O socialista Gilberto Anjos é director comercial pro bono numa empresa onde não tem quota. O deputado Pedro Pinto, do Chega, declara que nos últimos três anos (como a lei obriga a descrever) foi empresário em nome individual na área da agricultura e tauromaquia, mas não indica o nome em que estava registado. O seu colega de bancada Rui Paulo Sousa diz que foi administrador da VillaBosque, de produtos agrícolas, até final de 2020, mas na base de dados do Ministério da Justiça não há qualquer alteração à sociedade e o deputado ainda é dono de 49%.

Também existem alguns casos em que os deputados deixaram a gerência da empresa e, apesar de terem a quota maioritária, passaram a função ao outro sócio — como o socialista Pedro Coimbra que passou a gerência da Delta 2014 ao irmão. Ou o social-democrata Gustavo Duarte, ex-presidente de Vila Nova de Foz Côa, onde é dono de pedreiras de xisto com o filho e a mulher, que as gerem — tem 66,67% na Solicel e 25% da Decorxisto. Na prática, o que acontece é que, sendo sócios de parte ou da totalidade das empresas, apesar de não receberem remuneração, estão a criar valor para a sua empresa e, consequentemente, a valorizar a quota que detêm e o seu património.

Como é o caso da social-democrata Ofélia Ramos: é dona de 50% e sócia-gerente não remunerada da Vianeto (restauração) e Faratleta (imobiliário) e na primeira teve lucro de 21 mil euros no ano passado e prejuízo de 8270 na segunda. Já nesta legislatura pediu à Comissão de Transparência que lhe fosse creditado com retroactivos o subsídio de 10% da exclusividade da legislatura passada porque não sabia que se fosse não remunerada tinha direito a ele – o parecer da comissão recusou porque esse pedido devia ter sido feito logo em 2019. Embora não sendo gerente, João Cotrim de Figueiredo mantém 50% na sociedade agrícola e de alojamento local com a ex-mulher, empresa que teve um resultado líquido positivo de 15.600 euros em 2021 depois de vários anos de prejuízos, e 5% na Faber Ventures (capital de risco).

Testa de ferro

Perante tantas situações, Luís de Sousa, docente do Instituto de Ciências Sociais e fundador da Transparência e Integridade questiona-se: “Alguém acredita que os familiares que nomeiam não seja apenas um testa de ferro e que os deputados não têm qualquer intervenção na gestão?” Por isso, lamenta que as comissões de Ética e Transparência do Parlamento não analisem a tendência do comportamento dos deputados em relação às regras das quotas e gestão de empresas e não perceba que há um refúgio na questão da não remuneração.

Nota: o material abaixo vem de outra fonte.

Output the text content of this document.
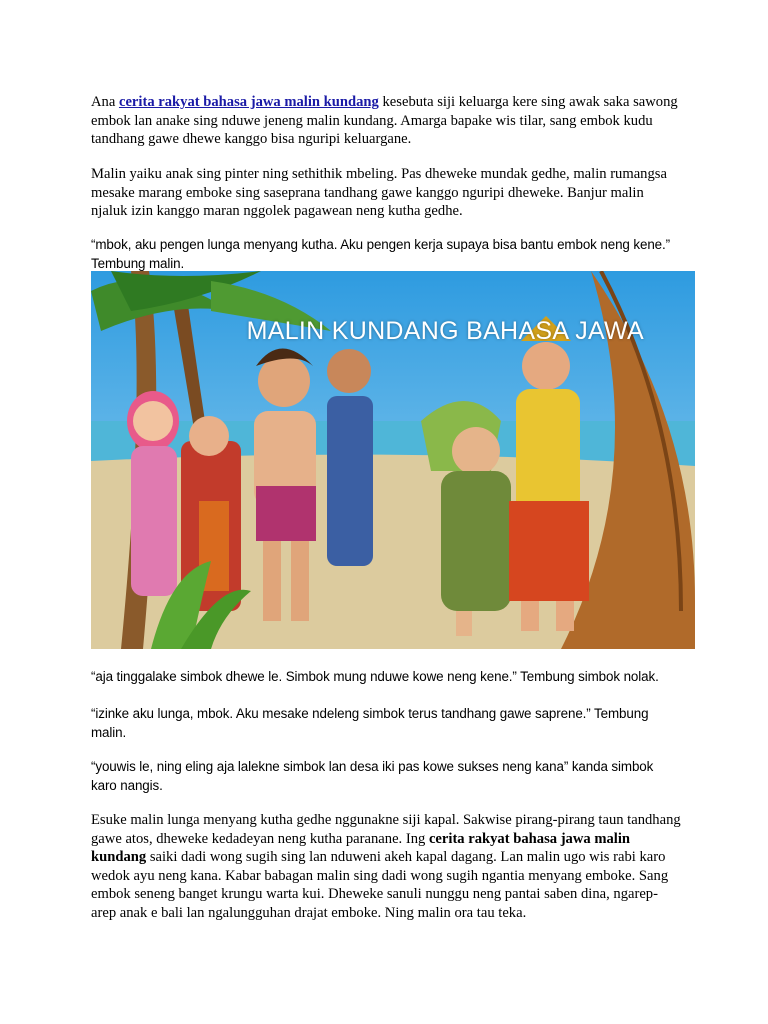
Ana cerita rakyat bahasa jawa malin kundang kesebuta siji keluarga kere sing awak saka sawong embok lan anake sing nduwe jeneng malin kundang. Amarga bapake wis tilar, sang embok kudu tandhang gawe dhewe kanggo bisa nguripi keluargane.

Malin yaiku anak sing pinter ning sethithik mbeling. Pas dheweke mundak gedhe, malin rumangsa mesake marang emboke sing saseprana tandhang gawe kanggo nguripi dheweke. Banjur malin njaluk izin kanggo maran nggolek pagawean neng kutha gedhe.

“mbok, aku pengen lunga menyang kutha. Aku pengen kerja supaya bisa bantu embok neng kene.” Tembung malin.

MALIN KUNDANG BAHASA JAWA

“aja tinggalake simbok dhewe le. Simbok mung nduwe kowe neng kene.” Tembung simbok nolak.

“izinke aku lunga, mbok. Aku mesake ndeleng simbok terus tandhang gawe saprene.” Tembung malin.

“youwis le, ning eling aja lalekne simbok lan desa iki pas kowe sukses neng kana” kanda simbok karo nangis.

Esuke malin lunga menyang kutha gedhe nggunakne siji kapal. Sakwise pirang-pirang taun tandhang gawe atos, dheweke kedadeyan neng kutha paranane. Ing cerita rakyat bahasa jawa malin kundang saiki dadi wong sugih sing lan nduweni akeh kapal dagang. Lan malin ugo wis rabi karo wedok ayu neng kana. Kabar babagan malin sing dadi wong sugih ngantia menyang emboke. Sang embok seneng banget krungu warta kui. Dheweke sanuli nunggu neng pantai saben dina, ngarep-arep anak e bali lan ngalungguhan drajat emboke. Ning malin ora tau teka.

“Deviam fazer o balanço, ver o padrão e tendência de comportamento para alterar o quadro normativo e não assobiar para o lado”, vinca, acrescentando defender o subsídio de exclusividade devia ser para “premiar a dedicação exclusiva sem quaisquer outras funções”. O activista defende até que as aulas na universidade não deviam ser permitidas porque, no caso do direito, “servem essencialmente para criar uma rede de influências para os pareceres que os outros professores juristas e os futuros advogados farão para os partidos.”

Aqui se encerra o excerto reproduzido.